Elle a répondu « qu’il existe une disparité flagrante dans la manière dont l’impact de la rhétorique et des actions israéliennes est perçu. Par exemple, l’expression « du fleuve à la mer », lorsqu’elle est prononcée par les Palestiniens et leurs soutiens, est devenue un stigmate qui justifie la condamnation et dont l’usage est interdit, tandis que l’interprétation plus radicale de cette expression, à savoir l’existence d’un peuple souverain sur cette terre, est courante et familière en Israël. »

Selon la journaliste, la communauté internationale a fermé les yeux sur les violations et les piétinements des lignes rouges ; cela ne peut s’interpréter que comme un mélange de lâcheté et de résignation, même si cela était masqué par de timides condamnations ici et là.

Et de poursuivre :

« La charte fondatrice du Likoud, le parti de Benjamin Netanyahu, stipule qu’« il n’y aura de souveraineté israélienne qu’entre la mer et le Jourdain ». La semaine dernière, Netanyahu lui-même a assisté à un rassemblement dans une école religieuse sioniste (yeshiva), où il a approuvé d’un signe de tête un chant à thématique kahaniste (du nom de l’extrémiste Meir Kahane) que les participants entonnaient avec enthousiasme. « Souviens-toi de moi, je t’en supplie, et donne-moi la force, ne serait-ce qu’une fois, ô Dieu, de me venger de la Palestine, ne serait-ce que pour un œil », chantaient-ils, ajoutant : « Que leur nom soit effacé ! » Un chroniqueur du Haaretz a décrit la scène en ces termes : « Il n’y a plus de lignes rouges. »

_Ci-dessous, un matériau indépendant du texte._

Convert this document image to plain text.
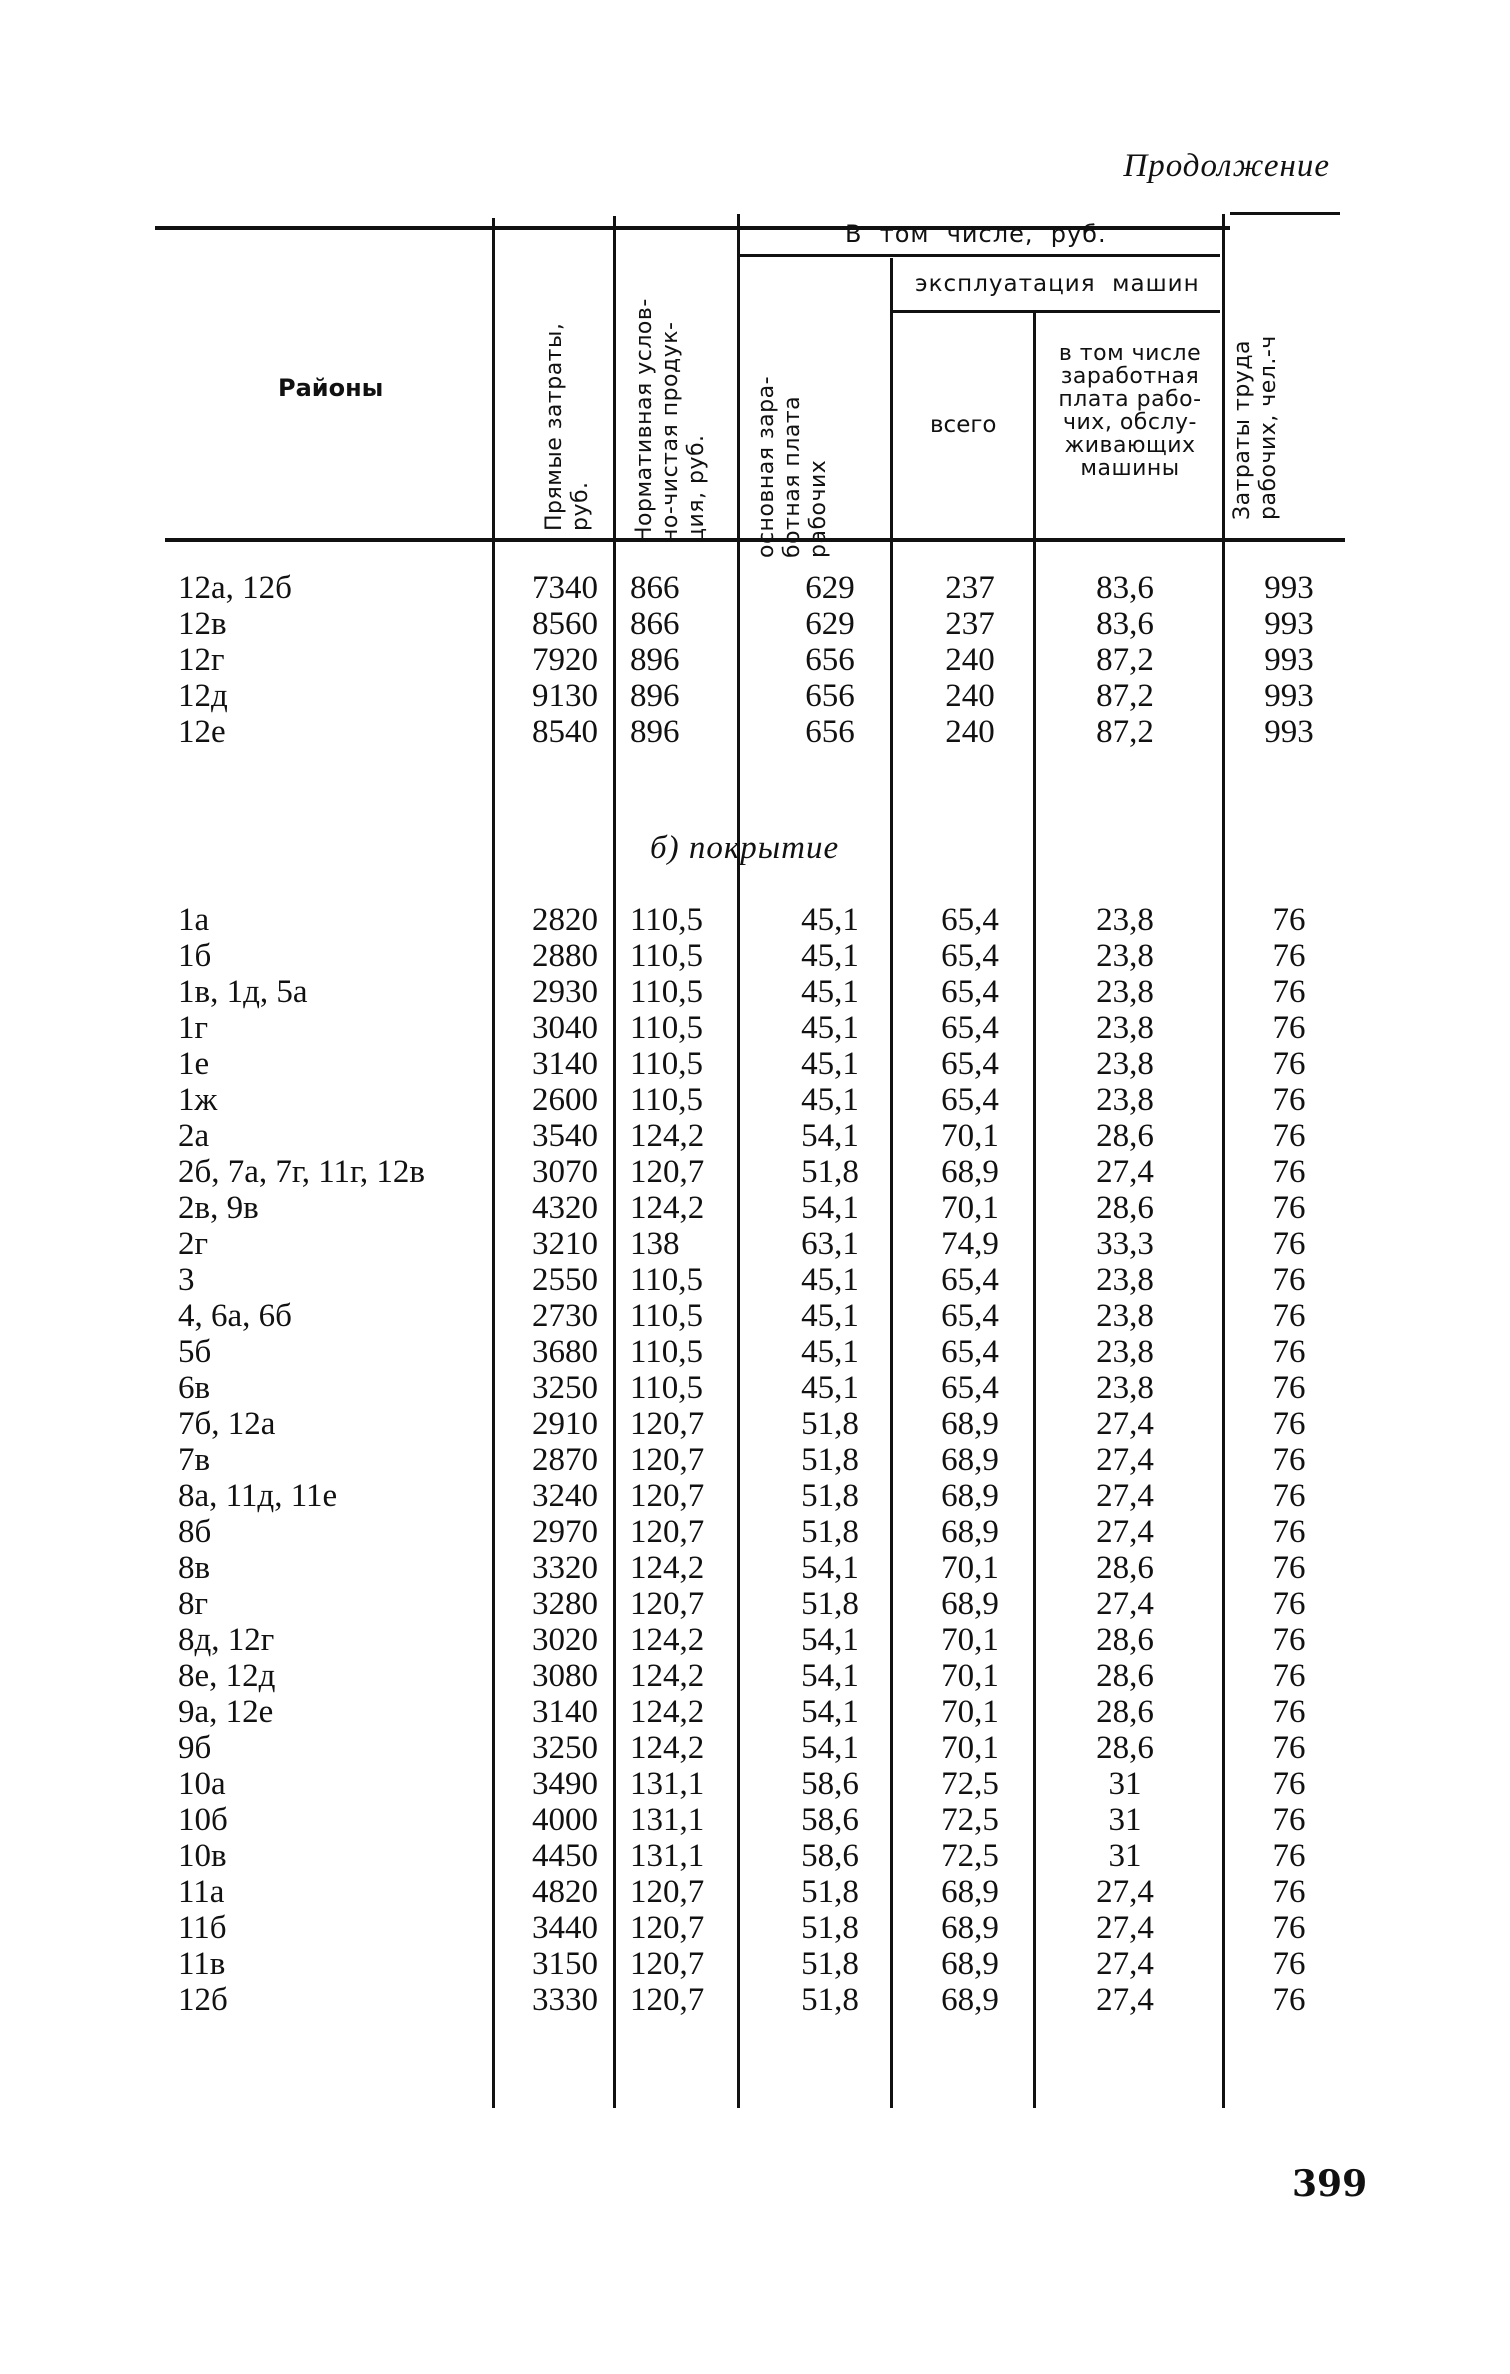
Продолжение
Районы
Прямые затраты,
руб.	Нормативная услов-
но-чистая продук-
ция, руб.
В  том  числе,  руб.
эксплуатация  машин
основная зара-
ботная плата
рабочих
всего
в том числе
заработная
плата рабо-
чих, обслу-
живающих
машины	Затраты труда
рабочих, чел.-ч
12а, 12б	7340 866	629	237	83,6	993
12в	8560 866	629	237	83,6	993
12г	7920 896	656	240	87,2	993
12д	9130 896	656	240	87,2	993
12е	8540 896	656	240	87,2	993
б) покрытие
1а	2820 110,5	45,1	65,4	23,8	76
1б	2880 110,5	45,1	65,4	23,8	76
1в, 1д, 5а	2930 110,5	45,1	65,4	23,8	76
1г	3040 110,5	45,1	65,4	23,8	76
1е	3140 110,5	45,1	65,4	23,8	76
1ж	2600 110,5	45,1	65,4	23,8	76
2а	3540 124,2	54,1	70,1	28,6	76
2б, 7а, 7г, 11г, 12в	3070 120,7	51,8	68,9	27,4	76
2в, 9в	4320 124,2	54,1	70,1	28,6	76
2г	3210 138	63,1	74,9	33,3	76
3	2550 110,5	45,1	65,4	23,8	76
4, 6а, 6б	2730 110,5	45,1	65,4	23,8	76
5б	3680 110,5	45,1	65,4	23,8	76
6в	3250 110,5	45,1	65,4	23,8	76
7б, 12а	2910 120,7	51,8	68,9	27,4	76
7в	2870 120,7	51,8	68,9	27,4	76
8а, 11д, 11е	3240 120,7	51,8	68,9	27,4	76
8б	2970 120,7	51,8	68,9	27,4	76
8в	3320 124,2	54,1	70,1	28,6	76
8г	3280 120,7	51,8	68,9	27,4	76
8д, 12г	3020 124,2	54,1	70,1	28,6	76
8е, 12д	3080 124,2	54,1	70,1	28,6	76
9а, 12е	3140 124,2	54,1	70,1	28,6	76
9б	3250 124,2	54,1	70,1	28,6	76
10а	3490 131,1	58,6	72,5	31	76
10б	4000 131,1	58,6	72,5	31	76
10в	4450 131,1	58,6	72,5	31	76
11а	4820 120,7	51,8	68,9	27,4	76
11б	3440 120,7	51,8	68,9	27,4	76
11в	3150 120,7	51,8	68,9	27,4	76
12б	3330 120,7	51,8	68,9	27,4	76
399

Malik a ajouté : « La communauté internationale a fermé les yeux sur la violation et le piétinement des lignes rouges ; cela ne peut s’interpréter que comme un mélange de lâcheté et d’acceptation, même si cela a été masqué par de vagues déclarations de condamnation ici et là, découlant soit d’une conviction, soit d’une capitulation face au fait que le sort des Palestiniens est un enfer. »

Elle a déclaré que les faits sont clairs et nombreux ; « la droite israélienne a un plan et une vision clairs quant à la voie qu’elle emprunte, une vision qu’elle développe depuis longtemps, et les attentats du 7 octobre sont venus lui donner un élan et une force supplémentaires ».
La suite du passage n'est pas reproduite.